Moreover, I want to persuade my students not only that philosophy is such a way, but that it offers an excellent life. That anyone should call this manipulation or indoctrination is absurd; I can only be persuasive to those whose critical thinking skills equip them to understand the arguments that make philosophy so valuable.
For me, the question must be posed this way because, as peculiar as it may sound, I teach for largely the same reasons I am home to a motley selection of rescue animals, am a committed vegetarian, a long distance runner, a feminist, an environmentalist, and most important of all—a writer. I teach philosophy, in other words, because I really believe its questions are the stuff of the most significant decisions any of us ever make. Questions like “Whom ought I to love?” “What ought I to consume/use?” “What activities contribute to the good life? “What ought I to try to communicate?” are all questions that each of us confronts eventually.
What philosophy offers is a cornucopia of possible responses—but more than this, it offers an example of thousands of year’s worth of people who gave over their lives to struggle with them. It can show us that, no matter how sophisticated we think we are, no matter how shrewd or savvy, questions about why there’s something rather than nothing—and why we’re among the somethings—matter.
Such questions, moreover, are not merely the stuff of our moral quandaries; they inform the content of our creative praxis as well. Fall of 2008, for example, I’ll be teaching both Contemporary Philosophy of Mind and Philosophy and Aesthetic Experience—and I’ll go out of my way to talk my most interested students into taking both courses. Why? Because questions about the nature of consciousness bear on questions about how certain kinds of experience are possible. Taking both courses will enrich my students experience in a fashion that’s not just about the content, not just about my expertise, and not even just about their academic erudition. It will make them think about the connections among our fields, our ideas, our anxieties. Of what must a creature be able to be conscious in order for experience to be aesthetic? What does it mean to say this? Are there creatures other than human beings capable of aesthetic experience?
Perhaps such questions don’t seem to have anything of the “radical” about them. But they do. In fact, they lead right to some of the assumptions we hold precious—even inviolable. Does aesthetic experience require a soul? Is that why it’s unavailable to nonhuman animals? Is it unavailable? What in human experience counts as having aesthetically appreciable qualities? Can violence? Pornography? We’ll read the likes of Plato, Nietzsche, and Schopenhauer right along with contemporary theorists—including feminist critics of classic conceptions of rationality, and theater pieces like The Vagina Monologues.

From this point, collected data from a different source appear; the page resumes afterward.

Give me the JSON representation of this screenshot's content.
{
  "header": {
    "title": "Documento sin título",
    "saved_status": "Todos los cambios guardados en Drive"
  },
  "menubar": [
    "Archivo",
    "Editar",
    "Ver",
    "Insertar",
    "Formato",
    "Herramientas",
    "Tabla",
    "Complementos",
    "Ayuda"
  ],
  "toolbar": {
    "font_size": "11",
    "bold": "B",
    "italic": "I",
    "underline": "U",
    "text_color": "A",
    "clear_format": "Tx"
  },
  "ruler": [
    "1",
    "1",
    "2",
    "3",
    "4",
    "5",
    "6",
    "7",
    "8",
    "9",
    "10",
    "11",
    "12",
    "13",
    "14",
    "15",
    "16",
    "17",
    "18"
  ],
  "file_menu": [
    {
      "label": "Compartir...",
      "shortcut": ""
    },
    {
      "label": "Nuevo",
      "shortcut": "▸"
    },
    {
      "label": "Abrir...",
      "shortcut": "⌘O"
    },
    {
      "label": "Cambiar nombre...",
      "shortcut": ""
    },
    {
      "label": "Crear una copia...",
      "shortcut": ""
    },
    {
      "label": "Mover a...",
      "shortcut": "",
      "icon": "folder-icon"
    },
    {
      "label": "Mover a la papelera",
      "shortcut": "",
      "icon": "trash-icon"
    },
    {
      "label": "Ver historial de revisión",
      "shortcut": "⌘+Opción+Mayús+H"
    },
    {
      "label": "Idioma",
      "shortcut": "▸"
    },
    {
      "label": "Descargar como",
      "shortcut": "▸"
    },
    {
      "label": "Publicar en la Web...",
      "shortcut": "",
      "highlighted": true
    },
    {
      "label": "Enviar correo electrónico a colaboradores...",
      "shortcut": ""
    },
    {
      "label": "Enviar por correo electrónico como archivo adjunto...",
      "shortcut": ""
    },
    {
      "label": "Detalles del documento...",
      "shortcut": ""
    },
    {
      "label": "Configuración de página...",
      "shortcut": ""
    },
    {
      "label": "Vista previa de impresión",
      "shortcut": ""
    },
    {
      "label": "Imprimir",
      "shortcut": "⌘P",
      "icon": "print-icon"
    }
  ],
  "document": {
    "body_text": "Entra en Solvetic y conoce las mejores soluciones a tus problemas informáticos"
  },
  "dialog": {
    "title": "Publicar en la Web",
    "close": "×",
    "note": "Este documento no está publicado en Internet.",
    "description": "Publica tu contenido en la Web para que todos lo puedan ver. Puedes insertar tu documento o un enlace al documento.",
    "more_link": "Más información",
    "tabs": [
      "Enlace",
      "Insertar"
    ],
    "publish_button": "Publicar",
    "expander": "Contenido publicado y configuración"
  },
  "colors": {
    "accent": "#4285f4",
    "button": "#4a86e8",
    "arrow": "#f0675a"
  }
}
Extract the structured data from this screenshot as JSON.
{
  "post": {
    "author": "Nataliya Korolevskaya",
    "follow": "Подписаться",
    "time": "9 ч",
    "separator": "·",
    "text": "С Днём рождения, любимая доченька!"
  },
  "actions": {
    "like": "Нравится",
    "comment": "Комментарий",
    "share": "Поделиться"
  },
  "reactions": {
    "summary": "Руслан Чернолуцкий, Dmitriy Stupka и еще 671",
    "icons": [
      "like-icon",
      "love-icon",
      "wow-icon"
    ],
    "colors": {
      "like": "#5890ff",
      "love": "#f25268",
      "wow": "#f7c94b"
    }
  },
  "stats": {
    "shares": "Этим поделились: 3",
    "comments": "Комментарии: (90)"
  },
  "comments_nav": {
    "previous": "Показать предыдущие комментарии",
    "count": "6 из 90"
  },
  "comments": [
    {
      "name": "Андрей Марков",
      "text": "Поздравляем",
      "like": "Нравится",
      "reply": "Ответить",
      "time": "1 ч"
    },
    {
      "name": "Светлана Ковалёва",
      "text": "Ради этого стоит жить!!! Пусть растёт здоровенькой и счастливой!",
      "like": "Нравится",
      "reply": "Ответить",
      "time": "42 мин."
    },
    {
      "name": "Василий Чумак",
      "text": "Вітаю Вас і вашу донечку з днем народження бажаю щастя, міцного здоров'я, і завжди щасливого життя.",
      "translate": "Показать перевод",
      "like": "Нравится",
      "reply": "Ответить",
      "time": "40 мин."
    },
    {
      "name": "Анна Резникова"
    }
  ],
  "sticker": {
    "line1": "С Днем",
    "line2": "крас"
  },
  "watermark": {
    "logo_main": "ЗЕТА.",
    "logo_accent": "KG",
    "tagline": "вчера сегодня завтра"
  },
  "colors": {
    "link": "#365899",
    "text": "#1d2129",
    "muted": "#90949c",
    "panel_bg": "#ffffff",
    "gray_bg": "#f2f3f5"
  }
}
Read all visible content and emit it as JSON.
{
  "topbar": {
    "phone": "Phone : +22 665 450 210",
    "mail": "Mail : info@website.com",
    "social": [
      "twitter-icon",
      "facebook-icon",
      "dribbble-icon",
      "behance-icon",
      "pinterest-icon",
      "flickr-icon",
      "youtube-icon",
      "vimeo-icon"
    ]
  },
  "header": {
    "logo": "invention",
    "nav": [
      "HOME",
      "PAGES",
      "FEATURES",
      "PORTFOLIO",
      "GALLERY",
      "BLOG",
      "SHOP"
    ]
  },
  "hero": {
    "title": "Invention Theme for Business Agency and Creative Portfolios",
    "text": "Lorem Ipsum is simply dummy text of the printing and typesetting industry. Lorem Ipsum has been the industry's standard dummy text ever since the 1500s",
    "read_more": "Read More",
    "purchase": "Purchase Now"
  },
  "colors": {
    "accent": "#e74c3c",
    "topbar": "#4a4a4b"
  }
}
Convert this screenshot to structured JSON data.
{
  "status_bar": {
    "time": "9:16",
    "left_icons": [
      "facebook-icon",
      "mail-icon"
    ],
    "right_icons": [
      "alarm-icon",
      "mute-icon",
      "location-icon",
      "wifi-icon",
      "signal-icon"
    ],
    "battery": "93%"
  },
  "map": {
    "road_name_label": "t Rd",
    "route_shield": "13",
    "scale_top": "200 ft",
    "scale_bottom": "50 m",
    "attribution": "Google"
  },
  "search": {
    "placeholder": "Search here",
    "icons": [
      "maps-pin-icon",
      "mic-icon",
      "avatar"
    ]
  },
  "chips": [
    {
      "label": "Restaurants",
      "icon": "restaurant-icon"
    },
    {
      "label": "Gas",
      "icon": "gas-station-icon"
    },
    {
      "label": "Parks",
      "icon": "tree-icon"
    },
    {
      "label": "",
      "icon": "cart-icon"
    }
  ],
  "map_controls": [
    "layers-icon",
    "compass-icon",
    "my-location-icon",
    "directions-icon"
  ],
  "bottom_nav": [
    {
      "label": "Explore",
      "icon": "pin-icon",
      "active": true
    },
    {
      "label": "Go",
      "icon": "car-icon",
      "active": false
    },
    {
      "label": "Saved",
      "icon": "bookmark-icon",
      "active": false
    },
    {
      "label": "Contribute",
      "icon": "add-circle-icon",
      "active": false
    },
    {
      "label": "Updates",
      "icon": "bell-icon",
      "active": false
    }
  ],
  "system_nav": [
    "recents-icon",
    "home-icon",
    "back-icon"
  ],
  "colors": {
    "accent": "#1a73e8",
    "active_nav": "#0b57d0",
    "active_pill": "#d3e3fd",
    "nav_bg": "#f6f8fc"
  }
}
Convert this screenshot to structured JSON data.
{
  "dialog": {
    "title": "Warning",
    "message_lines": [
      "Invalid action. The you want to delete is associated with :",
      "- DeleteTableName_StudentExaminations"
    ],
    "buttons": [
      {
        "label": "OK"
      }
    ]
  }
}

Bravely journeying where an argument leads—and being able to take folks with you—is, methinks, part of the job description of a good teacher. This is not merely a matter of exercising command over one’s subject matter. No doubt, command’s important, but if I cannot exemplify for my students why I care so much about philosophy, why on earth should I expect them to? As an undergraduate at University of Colorado, I had the immense fortune of having a professor who made ideas simply live in his classroom. He thought on his feet; he said things with which I agreed—and lots of things with which I didn’t. He was loud. He was animated. He trashed a tradition I have come to appreciate. But what he didn’t do, didn’t think he was doing, and would have been mortally offended if anyone had suggested it to him, was indoctrinate me. I came away thinking, and I’ve been grateful to him ever since.
This is the sort of teacher I want to be.
I want to ignite my students imaginations, get them to consider possibilities they may never have considered before, and make them think long and hard about what they take for granted. I want them to see that there’s absolutely nothing worth believing if it cannot hold up under scrutiny, the demand for evidence, and an investigation of its logical coherence. Some call this “no sacred cows” approach “the corruption of youth.” Fine. Philosophy’s no comfy reiteration of what our parents taught us. Others call it “liberal.” Of course it is. “Liberal”: Unafraid to consider ideas that are unfamiliar, and willing to consider the possibility that traditions do not justify themselves merely on the backs of their duration.
Some might even call such an approach “leftist,” you know the “boogy-word.” Also fine by me. I know why folks like David Horowitz and his army of anti-academics fire off this word: to shut thinking down. Why do I teach? Because the value of truth is not found in the smug security of those who think they have it, but in the ongoing inquiry into why our lives are improved by the search.